Updating Asterisk

If this is your first installation, you can skip ahead to the section the section called “Base Configuration”. If you’re in the process of updating your system, however, there are a couple of things you should be aware of.


When we say updating your system, that is quite different from upgrading your system. Updating your system is the process of installing new minor versions of the same branch. For example, if your system is running Asterisk 1.8.2 and you need to upgrade to the latest bug fix version for the 1.8 branch, which was version 1.8.3, you’d be updating your system to 1.8.3. In contrast, we use the term upgrade to refer to changes between Asterisk branches (major version number increases). So, for example, an upgrade would be going from Asterisk 1.4.34 to Asterisk 1.8.0.

When performing an update, you follow the same instructions outlined in the section the section called “How to Install It”.
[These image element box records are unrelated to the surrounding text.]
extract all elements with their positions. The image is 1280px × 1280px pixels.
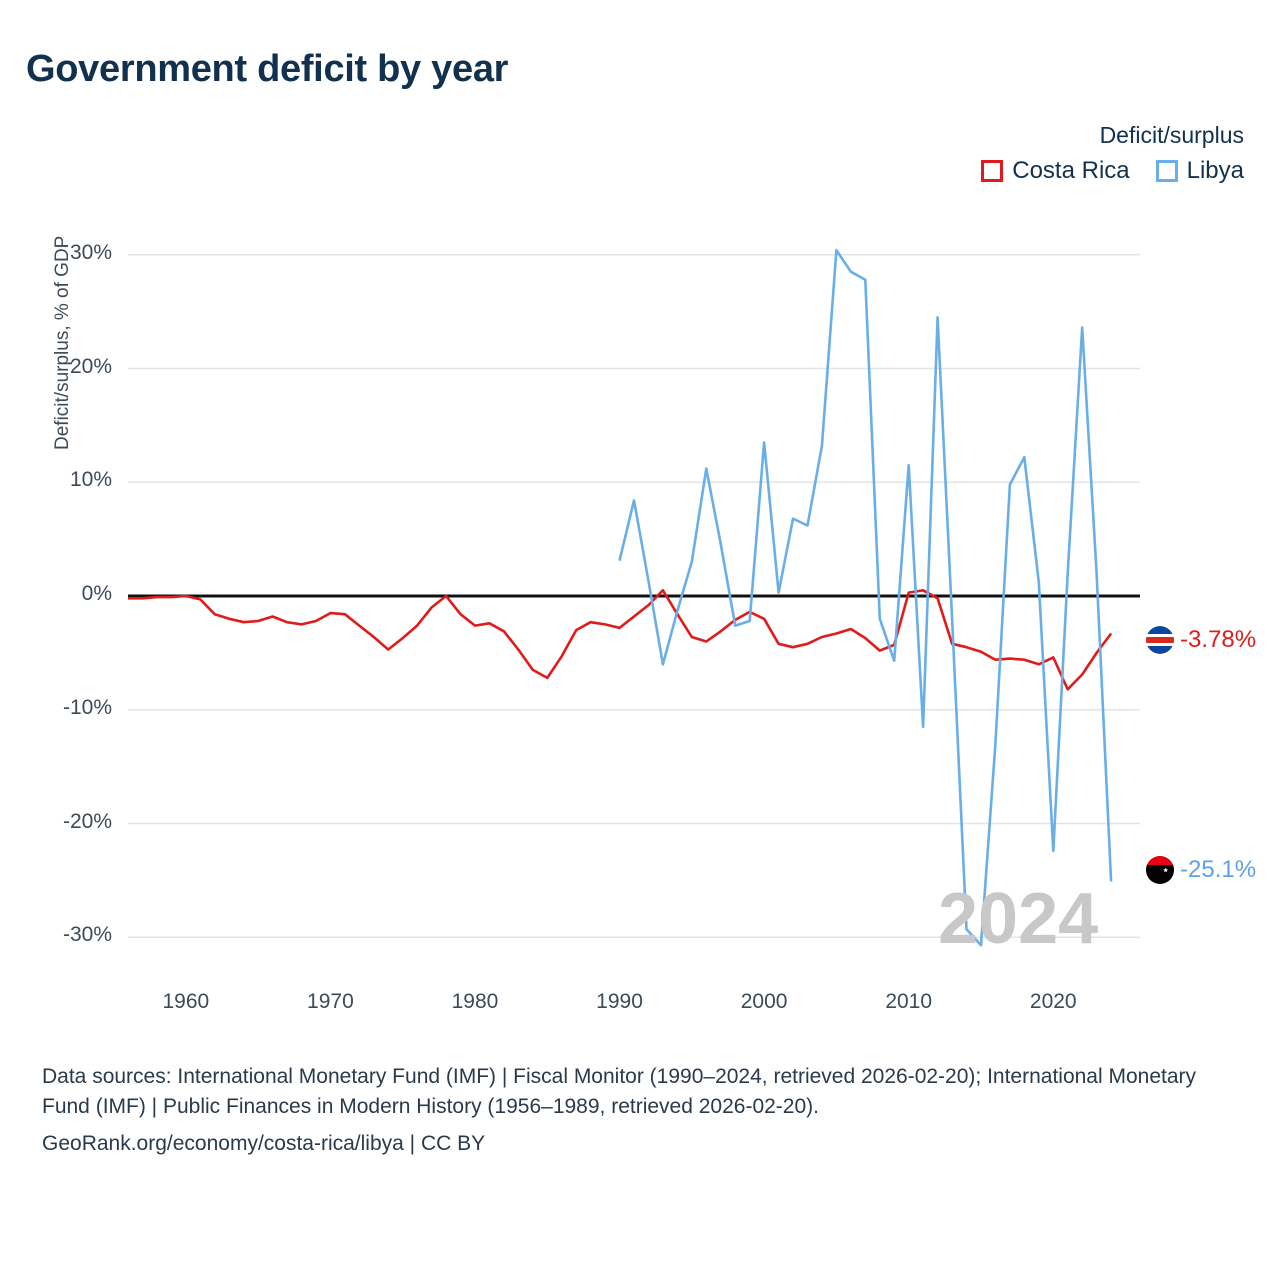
end-label-libya: -25.1% [1180, 856, 1257, 883]
x-tick: 1990 [596, 990, 643, 1013]
legend-label-costa-rica: Costa Rica [1012, 157, 1130, 184]
end-label-costa-rica: -3.78% [1180, 626, 1257, 653]
series-paths [128, 250, 1111, 945]
footer-sources: Data sources: International Monetary Fund (IMF) | Fiscal Monitor (1990–2024, retrieved 2026-02-20); International Monetary Fund (IMF) | Public Finances in Modern History (1956–1989, retrieved 2026-02-20). [42, 1065, 1197, 1119]
x-tick: 1960 [162, 990, 210, 1013]
y-tick: 30% [69, 240, 112, 264]
y-tick: 20% [69, 354, 112, 378]
footer [42, 1062, 1242, 1159]
y-tick: 10% [69, 468, 112, 492]
x-tick: 2000 [740, 990, 788, 1013]
legend-label-libya: Libya [1186, 157, 1244, 184]
footer-link[interactable]: GeoRank.org/economy/costa-rica/libya | CC BY [42, 1131, 486, 1155]
x-tick: 1970 [307, 990, 354, 1013]
x-tick: 1980 [451, 990, 499, 1013]
x-tick: 2010 [885, 990, 933, 1013]
legend-title: Deficit/surplus [1099, 122, 1244, 148]
y-tick: -10% [62, 695, 112, 719]
flag-libya-icon [1146, 856, 1174, 884]
y-tick: -20% [62, 809, 112, 833]
series-line-costa-rica [128, 590, 1111, 689]
year-watermark: 2024 [938, 879, 1099, 959]
y-tick: 0% [81, 582, 112, 605]
x-tick: 2020 [1029, 990, 1077, 1013]
y-tick: -30% [62, 923, 112, 947]
flag-costa-rica-icon [1146, 626, 1174, 654]
page-title: Government deficit by year [26, 48, 509, 90]
y-axis-label: Deficit/surplus, % of GDP [52, 235, 73, 450]
series-line-libya [620, 250, 1112, 945]
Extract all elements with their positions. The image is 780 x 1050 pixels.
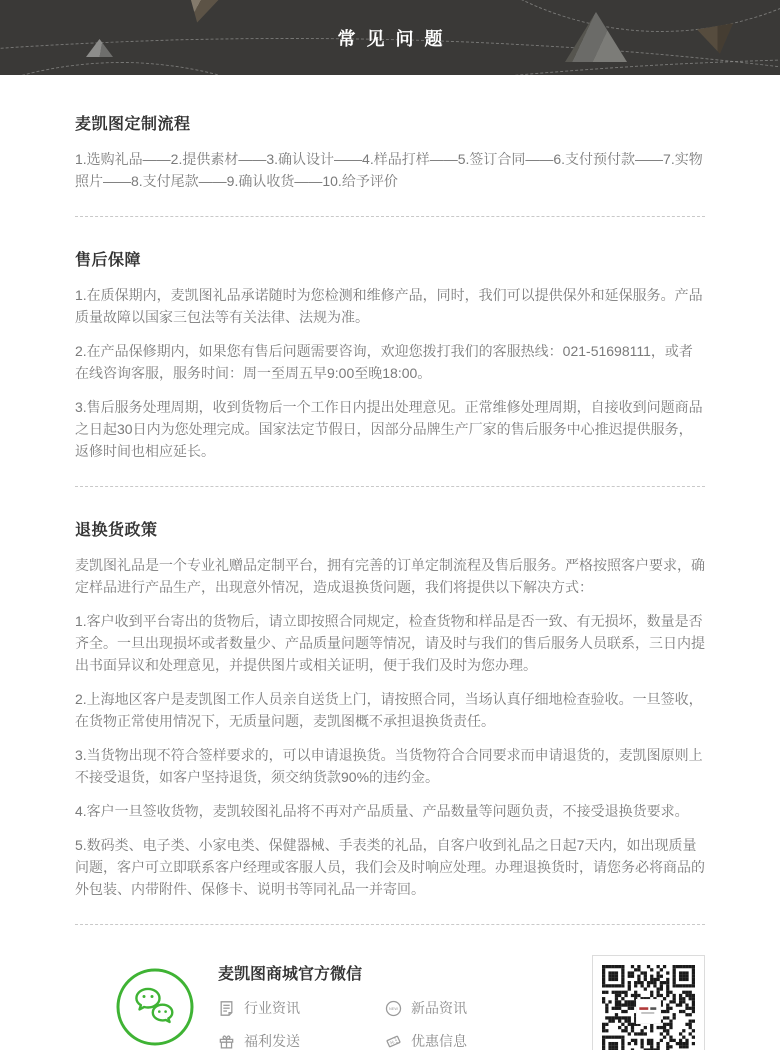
paragraph: 3.售后服务处理周期，收到货物后一个工作日内提出处理意见。正常维修处理周期，自接收到问题商品之日起30日内为您处理完成。国家法定节假日，因部分品牌生产厂家的售后服务中心推迟提供服务，返修时间也相应延长。 bbox=[75, 399, 703, 459]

Additionally, if you’ve checked out a new directory for this version of Asterisk (versus running svn up on a checked-out branch), and previously used menuselect to tweak the modules to be compiled, you can copy the menuselect.makeopts file from one directory to another prior to running ./configure. By copying menuselect.makeopts from the old version to the new version, you save the step of having to (de)select all your modules again.

The basic steps are:

$ cd ~/src/asterisk-complete/asterisk/1.8.<your version number>/
$ ./configure
$ make
$ make install


You don’t need to run sudo make install because we’ve already set the directory ownership to the asteriskpbx user. You should be able to install new files directly into the appropriate directories.

Upon installation, however, you may get a message like the following:


 Your Asterisk modules directory, located at
 contains modules that were not installed by this
 version of Asterisk. Please ensure that these
 modules are compatible with this version before
 attempting to run Asterisk.



This warning message is indicating that modules installed in the /usr/lib/asterisk/modules/ directory are not compatible with the version you’ve just installed. This most often occurs when you have installed modules in one version of Asterisk, and then installed a new version of Asterisk without compiling those modules (as the installation process will overwrite any modules that existed previously, replacing them with their upgraded versions).

To get around the warning message, you can clear out the /usr/lib/asterisk/modules/ directory prior to running make install. There is a caveat here, though: if you’ve installed third-party modules, such as commercial modules from Digium (including chan_skype, codec_g729a, etc.), you will need to reinstall those if you’ve cleared out your modules directory.

It is recommended that you keep a directory with your third-party modules in it that you can reinstall from upon update of your Asterisk system. So, for example, you might create the /usr/src/asterisk-complete/thirdparty/1.8 directory as follows:

$ cd ~/src/asterisk-complete/
$ mkdir thirdparty/
$ mkdir thirdparty/1.8/

Downloading third-party modules into this directory allows you to easily reinstall those modules when you upgrade. Just follow the installation instructions for your module, many of which will be as simple as rerunning make install from the modules source directory or copying the precompiled binary to the /usr/lib/asterisk/modules/ directory.


Be sure to change the file permissions to match those of the user running Asterisk!